Aslında bu doğru sayılmazdı. Ancak Pansy Parkinson'un alışveriş kurallarına göre bir pantolon ve sıradan bir kazak düzgün giyecek bir şey sayılmıyordu.
Pahalı olduğu daha içeri girmeden anlaşılan mağazaya adım attıkları anda Pansy kendini kıyafetlerin arasında kaybetmişti. Hermione ise kendini oradaki puflardan birine attı. Dakikalarca orada durup gelip geçen kalabalığı izledi. Gözleri mağazanın içinde bulunan küçük kahve dükkanına kaydığında göz ucuyla Pansy'i yokladı. Onu bulamadığında muhtemelen bir elbise yığının arasında olduğunu düşündü.
Tembel adımlarla kahve dükkanına doğru yürüdüğünde amacı bir bardak sütlü kahve almaktı. Kahve dükkanına girdiğinde ilk iş ortamı kısaca bir inceledi. Genel olarak ahşap bir tema kullanılmıştı. O, öylece içeriyi incelerken kendisine çarpan bir kişi ile duraksadı.
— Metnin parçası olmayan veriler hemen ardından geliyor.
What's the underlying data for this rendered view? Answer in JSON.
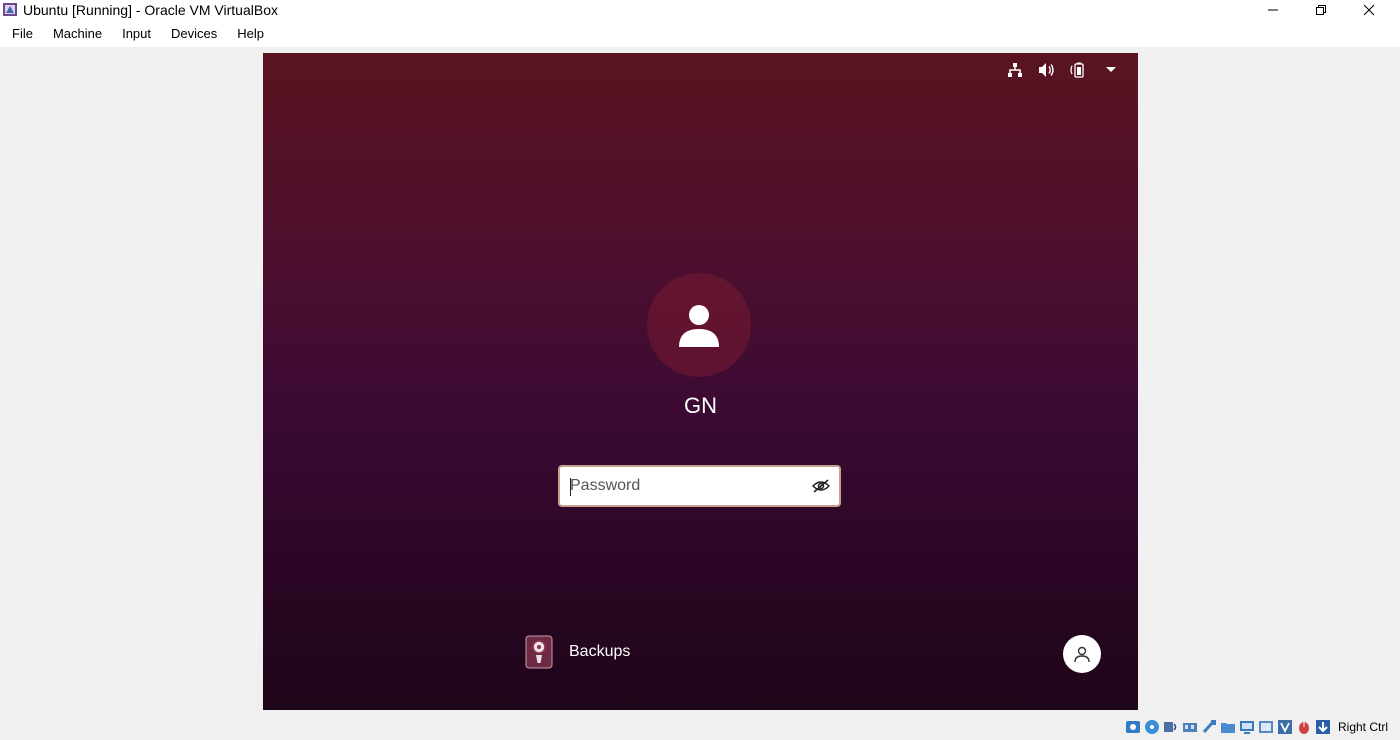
{
  "window": {
    "title": "Ubuntu [Running] - Oracle VM VirtualBox",
    "app_icon": "virtualbox-icon"
  },
  "menu": {
    "items": [
      "File",
      "Machine",
      "Input",
      "Devices",
      "Help"
    ]
  },
  "login": {
    "username": "GN",
    "password_placeholder": "Password",
    "session_label": "Backups",
    "tray_icons": [
      "network-icon",
      "volume-icon",
      "battery-icon",
      "dropdown-arrow-icon"
    ]
  },
  "statusbar": {
    "host_key": "Right Ctrl",
    "icons": [
      "hard-disk-icon",
      "optical-drive-icon",
      "audio-icon",
      "network-adapter-icon",
      "usb-icon",
      "shared-folders-icon",
      "display-icon",
      "video-capture-icon",
      "virtualization-icon",
      "mouse-integration-icon",
      "host-key-arrow-icon"
    ]
  },
  "colors": {
    "vm_top": "#5a1420",
    "vm_bottom": "#1e0518",
    "password_border": "#c9a08a"
  }
}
''Afedersiniz, ben çok özür dilerim.''
Hermione kafasını kaldırıp çarptığı kişiye baktı. Kızın boyu maksimum 1.70 civarıydı. Onunla aynı yaşlarda olmalıydı. Bembeyaz bir teni ve gün batımını andıran kızıl saçları vardı. Yemyeşil gözleri ile fazlası ile güzel bir kadındı. Hermione anlayışla karşısındaki kadına anlayışla gülümsedi. ''Sorun değil''
Kız da ona aynı şekilde gülümseyerek karşılık verdiğinde sıraya girip kahvesini aldı. Tam oradan ayrılıp Pansy'i bulmaya gideceği vakit gözleri parlayan sarı saçlarıyla oldukça dikkat çeken Draco'yu yakaladı.
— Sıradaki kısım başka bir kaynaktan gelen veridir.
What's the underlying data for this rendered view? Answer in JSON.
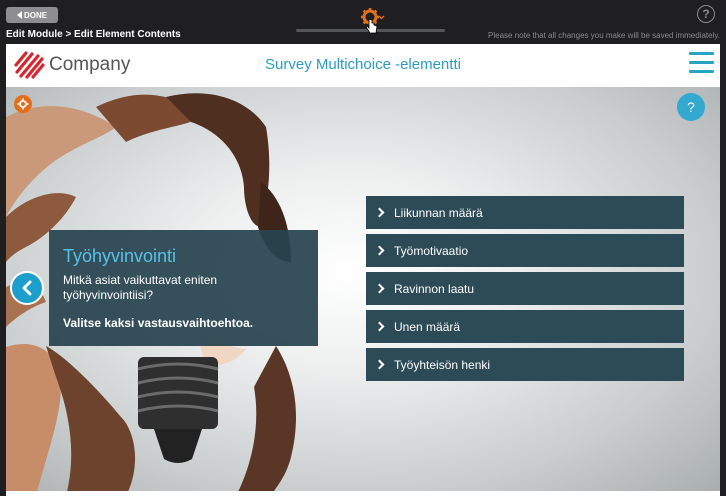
{
  "editor": {
    "done_label": "DONE",
    "breadcrumb": "Edit Module > Edit Element Contents",
    "save_note": "Please note that all changes you make will be saved immediately.",
    "help_glyph": "?",
    "icons": [
      "arrow-left-icon",
      "gear-icon",
      "chevron-down-icon",
      "help-icon"
    ],
    "accent_color": "#e26f1d"
  },
  "header": {
    "company": "Company",
    "title": "Survey Multichoice -elementti",
    "title_color": "#2b9cc0",
    "icons": [
      "logo-icon",
      "hamburger-icon"
    ]
  },
  "scene": {
    "help_glyph": "?",
    "info": {
      "title": "Työhyvinvointi",
      "question": "Mitkä asiat vaikuttavat eniten työhyvinvointiisi?",
      "instruction": "Valitse kaksi vastausvaihtoehtoa."
    },
    "options": [
      {
        "label": "Liikunnan määrä"
      },
      {
        "label": "Työmotivaatio"
      },
      {
        "label": "Ravinnon laatu"
      },
      {
        "label": "Unen määrä"
      },
      {
        "label": "Työyhteisön henki"
      }
    ],
    "option_color": "#2d4b57",
    "icons": [
      "gear-icon",
      "help-icon",
      "chevron-left-icon",
      "chevron-right-icon",
      "lightbulb-icon"
    ]
  }
}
Hafifçe gülümseyerek onun masasına doğru ilerlediğinde gülüşü dondu. Az önce çarpıştığı güzel kızıl elinde iki kahve bardağıyla Draco'nun masasına oturdu. İçinde uzun zamandır hissetmediği o aşırı tehlikeli duyguyu hissetmeye başladı.
Kıskançlık...
Adının bilmediği kızıl, Draco'ya hevesle bir şeyler anlatıyor, Draco da aynı hevesle onu dinliyordu. Hemen ardından kızın kahkahası doldurdu kulaklarını. Draco da gülmemek için kendini zorluyor gibiydi. Hermione bu tabloya daha fazla dayanamayacağını hissetti.
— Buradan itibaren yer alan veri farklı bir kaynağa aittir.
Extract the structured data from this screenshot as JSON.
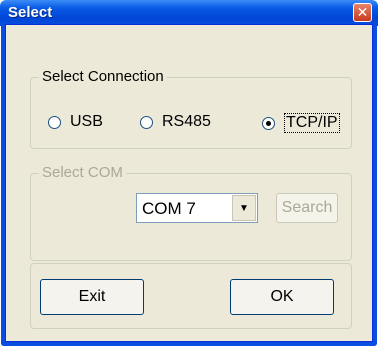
{
  "window": {
    "title": "Select"
  },
  "connection_group": {
    "legend": "Select Connection",
    "options": [
      {
        "label": "USB",
        "checked": false
      },
      {
        "label": "RS485",
        "checked": false
      },
      {
        "label": "TCP/IP",
        "checked": true
      }
    ]
  },
  "com_group": {
    "legend": "Select COM",
    "selected": "COM 7",
    "search_label": "Search"
  },
  "buttons": {
    "exit_label": "Exit",
    "ok_label": "OK"
  },
  "icons": {
    "close": "close-icon",
    "dropdown": "chevron-down-icon"
  },
  "colors": {
    "titlebar": "#0A4EDF",
    "window_bg": "#ECE9D8",
    "close": "#C63A1D"
  }
}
''Sen neredesin kaç saattir seni arıyorum''
Hermione, gözlerini gülüşen ikiliden çekip yanına gelen Pansy'e döndü. ''Sen kendini kıyafetler arasında kaybedince bende kahve almaya geldim'' Pansy kafasını onaylarcasına salladı. Ancak kızı hafifçe süzdüğünde şüpheci bir hal aldı. ''Sen iyi misin? Bembeyaz olmuşsun, bir şey mi oldu?''
Hermione ona hala dükkanın köşesinde oturup yanındaki kızılla gülüşen Draco'dan bahsetmeme kararı aldı. Hemen en kötü ihtimali düşünmek yersizdi. İkisi sadece arkadaş da olabilir, bu sadece bir yanlış anlaşılmadan da ibaret olabilirdi. ''Yok bir şeyim.'' diyerek geçiştirdi Pansy'i.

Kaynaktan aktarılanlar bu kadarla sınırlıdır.